After STI tumbled nearly 15% in less than two weeks’ time, I wrote a few blog posts such as “Market crashed! What should you do“, “Is cash the king now?“. In the posts, I urge investors to take this opportunities to reflect themselves on their own investment profiles and re-evaluate their investment strategies.
In today’s Sunday Times, Christopher Tan, COE of Providend, made an excellent point on reflection. In the article “Amid turmoil; try to be content”, he said:
“Beyond just thinking about our investments, perhaps this is a good time for us to reflect on how we have been responding to the world post-2008.
“Perhaps we have been overly confident. Despite living in uncertain times, we keep pushing property and car prices to ridiculous new highs. We fund our purchases by taking on more debt which will take our entire lifetime to pay. We live our lives as if the good times will always be here and we will always have our jobs.
“Can we see that we are behaving in the same way that the developed world did a decades ago? One day, this house of cards will tumble. We are motivated to chase the Singapore Dream and, as a result, we buy things we do not need, with the money we do not have, to impress the people we do not know.
I met quite a number of investors during the past two weeks.
I met people who were extremely worried that any talk about the stock market is a sin. I met people who were very excited as they moved in and out of the market, made thousands in a day, and lost huge in minutes.
I met people who had pumped a big sum just before the market crashed. Some were regretted and not sure what to do; Some were not bothered as they believed the market will come back no matter what; Some bought more; Some sold all.
Now think about it, what investment is all about?
The most important question you should ask yourself is not what much money you made or lost, but if you are happy with your current position.

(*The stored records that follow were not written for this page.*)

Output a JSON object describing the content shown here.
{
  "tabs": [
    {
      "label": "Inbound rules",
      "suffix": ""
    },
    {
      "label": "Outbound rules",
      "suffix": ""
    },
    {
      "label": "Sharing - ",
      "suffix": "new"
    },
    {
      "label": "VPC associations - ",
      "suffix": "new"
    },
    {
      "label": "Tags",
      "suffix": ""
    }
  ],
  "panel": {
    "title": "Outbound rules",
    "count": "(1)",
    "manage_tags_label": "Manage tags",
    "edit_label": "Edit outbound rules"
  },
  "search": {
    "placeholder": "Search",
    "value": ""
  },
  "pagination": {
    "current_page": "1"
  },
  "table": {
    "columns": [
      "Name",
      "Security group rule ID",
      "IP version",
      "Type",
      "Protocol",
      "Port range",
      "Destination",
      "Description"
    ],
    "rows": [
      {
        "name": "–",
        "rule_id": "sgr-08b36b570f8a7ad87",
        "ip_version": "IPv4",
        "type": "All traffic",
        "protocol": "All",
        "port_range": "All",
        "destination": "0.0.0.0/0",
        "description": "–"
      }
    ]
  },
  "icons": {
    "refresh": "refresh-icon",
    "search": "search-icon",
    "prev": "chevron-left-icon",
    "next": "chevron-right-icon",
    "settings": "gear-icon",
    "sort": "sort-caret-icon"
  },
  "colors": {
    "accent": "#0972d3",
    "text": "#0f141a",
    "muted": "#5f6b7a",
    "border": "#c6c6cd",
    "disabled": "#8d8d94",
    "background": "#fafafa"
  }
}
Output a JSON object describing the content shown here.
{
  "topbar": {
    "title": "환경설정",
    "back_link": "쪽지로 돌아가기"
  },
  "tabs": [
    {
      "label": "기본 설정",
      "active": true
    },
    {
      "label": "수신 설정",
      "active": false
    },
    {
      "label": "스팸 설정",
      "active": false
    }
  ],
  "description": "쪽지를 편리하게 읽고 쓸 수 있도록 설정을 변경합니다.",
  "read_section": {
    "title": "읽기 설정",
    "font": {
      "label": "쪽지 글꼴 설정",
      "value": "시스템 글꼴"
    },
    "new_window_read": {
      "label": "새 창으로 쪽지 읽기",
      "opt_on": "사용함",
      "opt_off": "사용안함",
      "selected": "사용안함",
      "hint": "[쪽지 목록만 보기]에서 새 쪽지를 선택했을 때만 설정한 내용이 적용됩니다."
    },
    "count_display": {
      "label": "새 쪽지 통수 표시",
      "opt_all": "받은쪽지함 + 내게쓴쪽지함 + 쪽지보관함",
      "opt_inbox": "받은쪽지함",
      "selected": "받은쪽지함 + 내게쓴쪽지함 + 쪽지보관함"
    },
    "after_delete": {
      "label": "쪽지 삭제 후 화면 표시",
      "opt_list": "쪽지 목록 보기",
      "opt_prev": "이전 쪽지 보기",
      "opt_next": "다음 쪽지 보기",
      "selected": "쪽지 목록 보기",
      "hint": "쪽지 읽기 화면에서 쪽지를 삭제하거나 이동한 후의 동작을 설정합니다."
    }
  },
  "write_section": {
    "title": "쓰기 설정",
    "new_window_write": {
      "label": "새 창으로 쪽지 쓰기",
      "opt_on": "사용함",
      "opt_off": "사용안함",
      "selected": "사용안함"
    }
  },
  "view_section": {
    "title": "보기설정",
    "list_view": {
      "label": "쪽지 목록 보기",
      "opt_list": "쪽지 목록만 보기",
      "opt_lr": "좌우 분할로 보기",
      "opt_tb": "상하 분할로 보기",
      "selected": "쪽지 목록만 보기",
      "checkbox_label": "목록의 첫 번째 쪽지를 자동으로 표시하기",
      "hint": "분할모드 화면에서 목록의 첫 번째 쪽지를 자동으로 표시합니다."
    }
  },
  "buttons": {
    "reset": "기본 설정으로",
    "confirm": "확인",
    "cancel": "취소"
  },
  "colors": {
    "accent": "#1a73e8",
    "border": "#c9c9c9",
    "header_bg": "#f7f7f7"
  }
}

I know traders who made a lot of money by speculating the stock markets but ultimately quit because it is just too stressful in emotion and health. I also come across this “millionaire teacher” who invests passively while being a teacher for years; He never has to worry about the swing of the markets, no need to guess what double dip what so ever, but beat the market consistently.
The investment market is like a mirror, it only reflects yourself. if you are not happy, the market will look ugly to you.